Designs and implements systematic trading platform in US equity markets that integrate real-time intelligence into optimized trading strategies. Creates models and optimization engines driving equity trading algorithms — VWAP, LSA, IS, and Dark — to improve execution quality and scale of deployment given varying client objectives. Creates analytical insights based on historical data using Python and KDB/Q, and determines optimization strategies that improve implementation short falls and liquidity capture of trading algorithms. Develops analytical systems to produce real-time insights and mitigate risk based on data in Amazon Web Services (AWS) services and streaming data in Kafka. Designs A/B test aiming to gain market insights and drive optimization. Conducts performance reviews, continually validates models in production, examines A/B test results, and proposes new strategies to improve performance of algorithms. Collaborates with product team to create product roadmap, develop quantitative requirements to production systems, create prototypes to drive innovation, and grow technology team with competency to drive speed of implementation.
Primary Responsibilities:
• Establishes performance benchmarks and analytics to evaluate systematic trading platforms.
• Proposes models and logics to improve trading algorithms by decomposing performance indicators and examining system logs.
• Conducts transaction cost analysis and continuous evaluation of client orders.
• Applies statistics and machine learning techniques to create liquidity, price and performance prediction in trading applications.
• Integrates in agile squad to propose, implement and test quantitative solutions in production systems.
• Works side-by-side with client facing team to create trading solutions for clients.
• Establishes thought leadership via market microstructure structure and systematic trading research.
• Works closely with product developers, traders, clients, and software developers to deploy electronic trading products.
• Researches and designs trading systems, including algorithmic optimal trading strategies, order placement strategies, smart order routing, and portfolio trading.
• Optimizes model parameter selection by using both real-world trading data and simulated environments to improve performance of the trading strategies.

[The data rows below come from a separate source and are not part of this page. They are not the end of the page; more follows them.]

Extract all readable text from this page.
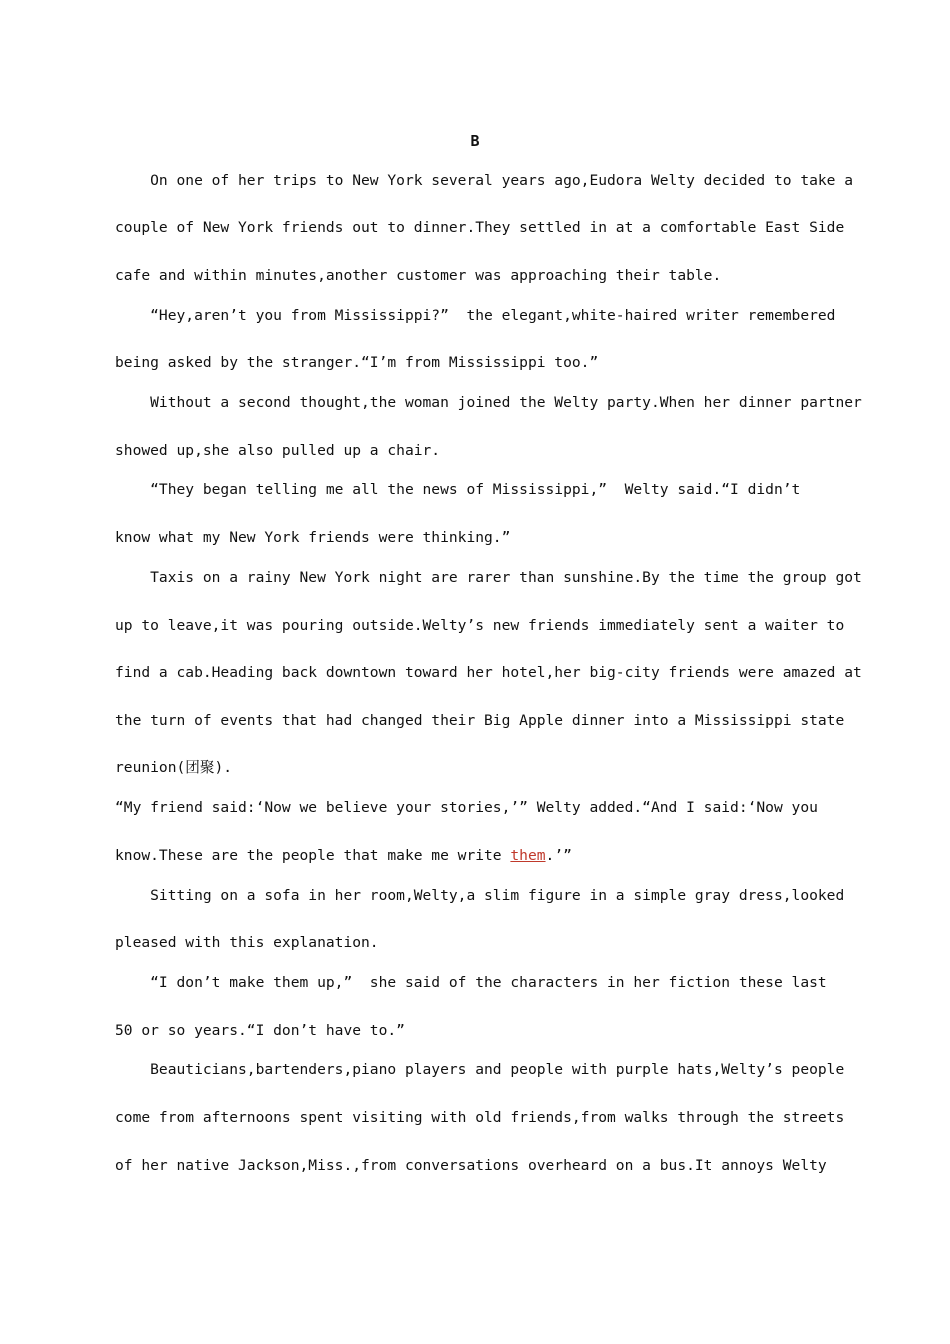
B
On one of her trips to New York several years ago,Eudora Welty decided to take a
couple of New York friends out to dinner.They settled in at a comfortable East Side
cafe and within minutes,another customer was approaching their table.
“Hey,aren’t you from Mississippi?”  the elegant,white-haired writer remembered
being asked by the stranger.“I’m from Mississippi too.”
Without a second thought,the woman joined the Welty party.When her dinner partner
showed up,she also pulled up a chair.
“They began telling me all the news of Mississippi,”  Welty said.“I didn’t
know what my New York friends were thinking.”
Taxis on a rainy New York night are rarer than sunshine.By the time the group got
up to leave,it was pouring outside.Welty’s new friends immediately sent a waiter to
find a cab.Heading back downtown toward her hotel,her big-city friends were amazed at
the turn of events that had changed their Big Apple dinner into a Mississippi state
reunion(团聚).
“My friend said:‘Now we believe your stories,’” Welty added.“And I said:‘Now you
know.These are the people that make me write them.’”
Sitting on a sofa in her room,Welty,a slim figure in a simple gray dress,looked
pleased with this explanation.
“I don’t make them up,”  she said of the characters in her fiction these last
50 or so years.“I don’t have to.”
Beauticians,bartenders,piano players and people with purple hats,Welty’s people
come from afternoons spent visiting with old friends,from walks through the streets
of her native Jackson,Miss.,from conversations overheard on a bus.It annoys Welty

• Develops and implements advanced simulation techniques to model dependencies between financial instruments, improve accuracy in simulations, and reduce variance.
• Collaborates with client-facing teams to create trading solutions for clients. Creates tools, prototypes, and simulation engines to streamline processes and test new ideas.

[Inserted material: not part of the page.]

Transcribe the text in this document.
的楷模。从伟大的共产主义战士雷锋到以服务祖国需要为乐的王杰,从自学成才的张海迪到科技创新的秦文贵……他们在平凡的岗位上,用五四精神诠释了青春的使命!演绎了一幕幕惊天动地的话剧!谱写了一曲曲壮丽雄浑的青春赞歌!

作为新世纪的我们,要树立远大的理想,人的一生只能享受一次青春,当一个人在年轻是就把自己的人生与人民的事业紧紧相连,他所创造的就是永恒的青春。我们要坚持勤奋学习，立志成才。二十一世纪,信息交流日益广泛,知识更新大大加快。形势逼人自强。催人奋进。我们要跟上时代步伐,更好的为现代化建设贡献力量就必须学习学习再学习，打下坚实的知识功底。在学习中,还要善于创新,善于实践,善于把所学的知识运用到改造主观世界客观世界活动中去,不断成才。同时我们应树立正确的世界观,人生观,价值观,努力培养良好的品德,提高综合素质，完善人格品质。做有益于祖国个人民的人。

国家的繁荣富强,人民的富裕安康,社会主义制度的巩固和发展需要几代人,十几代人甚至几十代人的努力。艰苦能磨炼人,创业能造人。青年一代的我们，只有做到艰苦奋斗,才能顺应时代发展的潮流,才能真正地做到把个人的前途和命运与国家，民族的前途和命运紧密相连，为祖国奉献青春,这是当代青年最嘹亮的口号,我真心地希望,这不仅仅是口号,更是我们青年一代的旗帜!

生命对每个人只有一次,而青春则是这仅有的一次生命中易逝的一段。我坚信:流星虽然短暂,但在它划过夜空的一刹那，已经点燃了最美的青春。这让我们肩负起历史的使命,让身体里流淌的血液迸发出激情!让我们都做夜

• Builds and deploys machine learning models for price, liquidity and performance prediction in trading applications.
• Conducts market structure studies and provides valuable market insights to businesses.
• Participates in creation of next generation brokerage products.
Education and Experience:
Bachelor’s degree (or foreign education equivalent) in Computational Finance, Financial Engineering, Financial Mathematics, Data Science, or a closely related field and six (6) years of experience as a Director, Financial Engineering (or closely related occupation) performing transaction cost analysis in US markets and analyzing historical trading data using KDB/Q or Python.
Or, alternatively, Master’s degree (or foreign education equivalent) in Computational Finance, Financial Engineering, Financial Mathematics, Data Science, or a closely related field and two (2) years of experience as a Director, Financial Engineering (or closely related occupation) performing transaction cost analysis in US markets and analyzing historical trading data using KDB/Q or Python.
Skills and Knowledge:
Candidate must also possess:
• Demonstrated Expertise (“DE”) designing and implementing logics to improve systematic trading algorithms (VWAP, POV, Dark, LSA, or IS), examining raw logs and conduct transaction cost analysis using Python or KDB/Q; deploying systematic trading systems and logic within Amazon Web Services (AWS), streaming data in Kafka, and signal stream-processing in Flink.
• DE developing, analyzing, and evaluation machine learning algorithms, volatility forecasting, volume profile generation, and liquidity signals using Python, R, hmmlearn, or Pytorch.
• DE creating simulation engines using Aliasing Algorithm, Antithetic Variables, and Stratification; and designing programs to reflect real-world price dynamics and market microstructures (structure of exchanges and trading venues, price discovery process, determinants of spreads and quotes, intraday trading behavior, and transaction costs) using KDB/Q or Python.
• DE solving financial market allocation issues using Linear Programming, Quadratic Programming, Stochastic Optimization, and CVXPY (a Python package for convex programming).